El triunvirato más escuchado por Piñera en temas de imagen: el ministro del Interior, Rodrigo Hinzpeter; la jefa del Segundo Piso, María Luisa Brahm, y el asesor comunicacional Hernán Larraín Matte.
La inquietud del presidente fue tomada casi de inmediato por la dupla más poderosa de La Moneda: la jefa del Segundo Piso, María Luisa Brahm, y el ministro del Interior, Rodrigo Hinzpeter. El martes 2 de noviembre se reunieron con la ministra Ena Von Baer y su equipo de la Secretaría de Comunicaciones para informarles que el Segundo Piso monitorearía en adelante los temas que se difundirían respecto de la reconstrucción.
Los dos abogados liberales de RN, que funcionan como bloque ante Sebastián Piñera, tomaron cartas en esta materia, como sucede en casi todas las áreas trascendentes del gobierno. Incluido la que tiene que ver con la imagen presidencial, donde su influencia es cotidiana y estratégica. Por ellos pasan la evaluación de los ministros y temas tan sensibles como la carta de navegación de la administración Piñera.
Defensores ambos del concepto de la "nueva derecha", se la han jugado por imponer nuevos tópicos en la agenda política y comunicacional. Es el caso de temas como la defensa del medioambiente, la distancia de Piñera con el discurso empresarial y el contenido de las nuevas campañas publicitarias del oficialismo, donde se impondrá el sello de la modernidad que quiere proyectar La Moneda.

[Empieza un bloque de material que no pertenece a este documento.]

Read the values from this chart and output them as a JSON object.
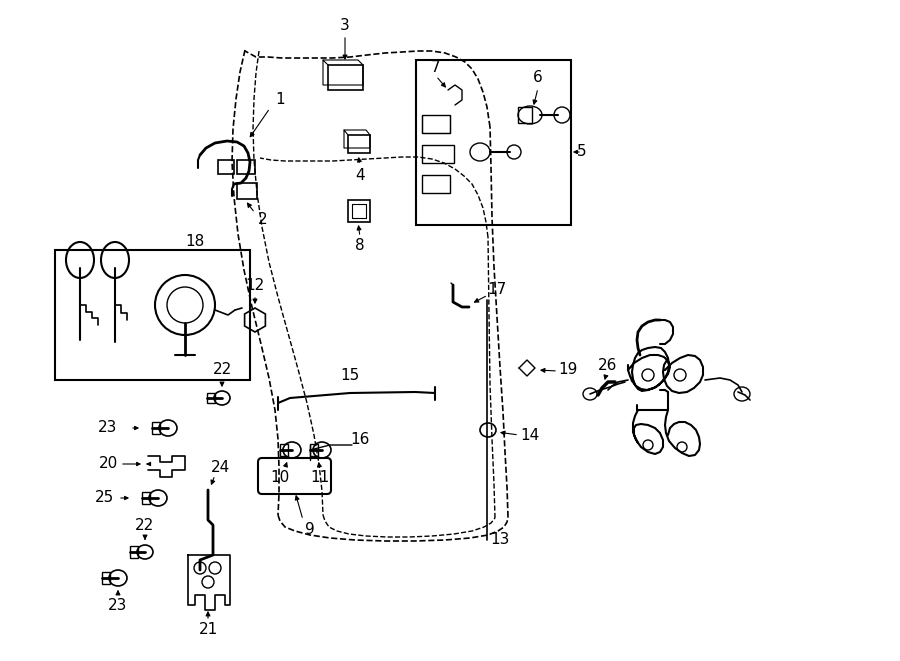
{
  "bg_color": "#ffffff",
  "line_color": "#000000",
  "fig_width": 9.0,
  "fig_height": 6.61,
  "dpi": 100
}
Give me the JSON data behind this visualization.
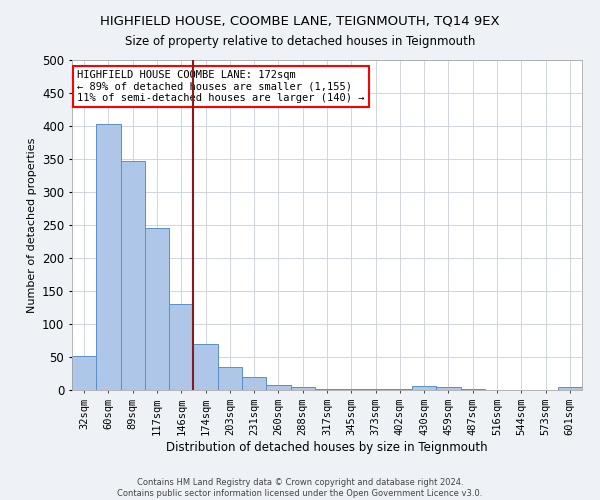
{
  "title": "HIGHFIELD HOUSE, COOMBE LANE, TEIGNMOUTH, TQ14 9EX",
  "subtitle": "Size of property relative to detached houses in Teignmouth",
  "xlabel": "Distribution of detached houses by size in Teignmouth",
  "ylabel": "Number of detached properties",
  "bar_color": "#aec6e8",
  "bar_edge_color": "#5b8fc9",
  "categories": [
    "32sqm",
    "60sqm",
    "89sqm",
    "117sqm",
    "146sqm",
    "174sqm",
    "203sqm",
    "231sqm",
    "260sqm",
    "288sqm",
    "317sqm",
    "345sqm",
    "373sqm",
    "402sqm",
    "430sqm",
    "459sqm",
    "487sqm",
    "516sqm",
    "544sqm",
    "573sqm",
    "601sqm"
  ],
  "values": [
    52,
    403,
    347,
    246,
    130,
    70,
    35,
    20,
    8,
    5,
    2,
    1,
    1,
    1,
    6,
    5,
    1,
    0,
    0,
    0,
    5
  ],
  "ylim": [
    0,
    500
  ],
  "yticks": [
    0,
    50,
    100,
    150,
    200,
    250,
    300,
    350,
    400,
    450,
    500
  ],
  "vline_index": 5,
  "vline_color": "#8b1a1a",
  "annotation_text": "HIGHFIELD HOUSE COOMBE LANE: 172sqm\n← 89% of detached houses are smaller (1,155)\n11% of semi-detached houses are larger (140) →",
  "annotation_box_color": "white",
  "annotation_box_edge_color": "red",
  "footer_line1": "Contains HM Land Registry data © Crown copyright and database right 2024.",
  "footer_line2": "Contains public sector information licensed under the Open Government Licence v3.0.",
  "background_color": "#eef2f7",
  "plot_background_color": "white",
  "grid_color": "#c8d0dc"
}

A juicio de Gónzalo Cordero, el presidente "ha gobernado con total libertad respecto de los empresarios y ha dado señales muy fuertes de cercanía al mundo popular. En estos dos sentidos, ésta es una administración políticamente fundacional".
De aterrizar este discurso se ha encargado el "ahijado" de Brahm y Hinzpeter, Hernán Larraín. Es él quien ha promovido un lenguaje rupturista e innovador en los mensajes publicitarios del gobierno. Tal como lo hizo durante la candidatura presidencial de Piñera al defender la inclusión de una pareja gay en la franja televisiva, este admirador de David Cameron puso el sello que él representa en los actos del Bicentenario. De la mano de Eugenio Tironi, trabajó en el espectáculo audiovisual que se montó en el frontis del palacio de gobierno. El acto más masivo de esta conmemoración encandiló por el despliegue técnico, no obstante, dejó la impresión de ser un espectáculo light entre algunos asesores de Piñera. Especialmente entre quienes esperaban ver proyectada la imagen del bombardeo a La Moneda, el 11 de septiembre de 1973, tema que se discutió en privado y que finalmente fue excluido.
Sin embargo, al mundo enteró salió la imagen de un presidente transversal, dispuesto a aparecer junto a sus cuatro antecesores en el gobierno y que muestra interés por la cultura, un patrimonio tradicional de la izquierda. Sin dejar tampoco nada al azar, el telón de fondo fue una bandera gigante que se izó en medio de la Alameda. Desde abajo los ideólogos de la iniciativa sonreían porque habían logrado su propósito: este símbolo de unidad nacional deslumbró a todos los presentes. Una puesta en escena impecable, como le gusta al presidente Piñera.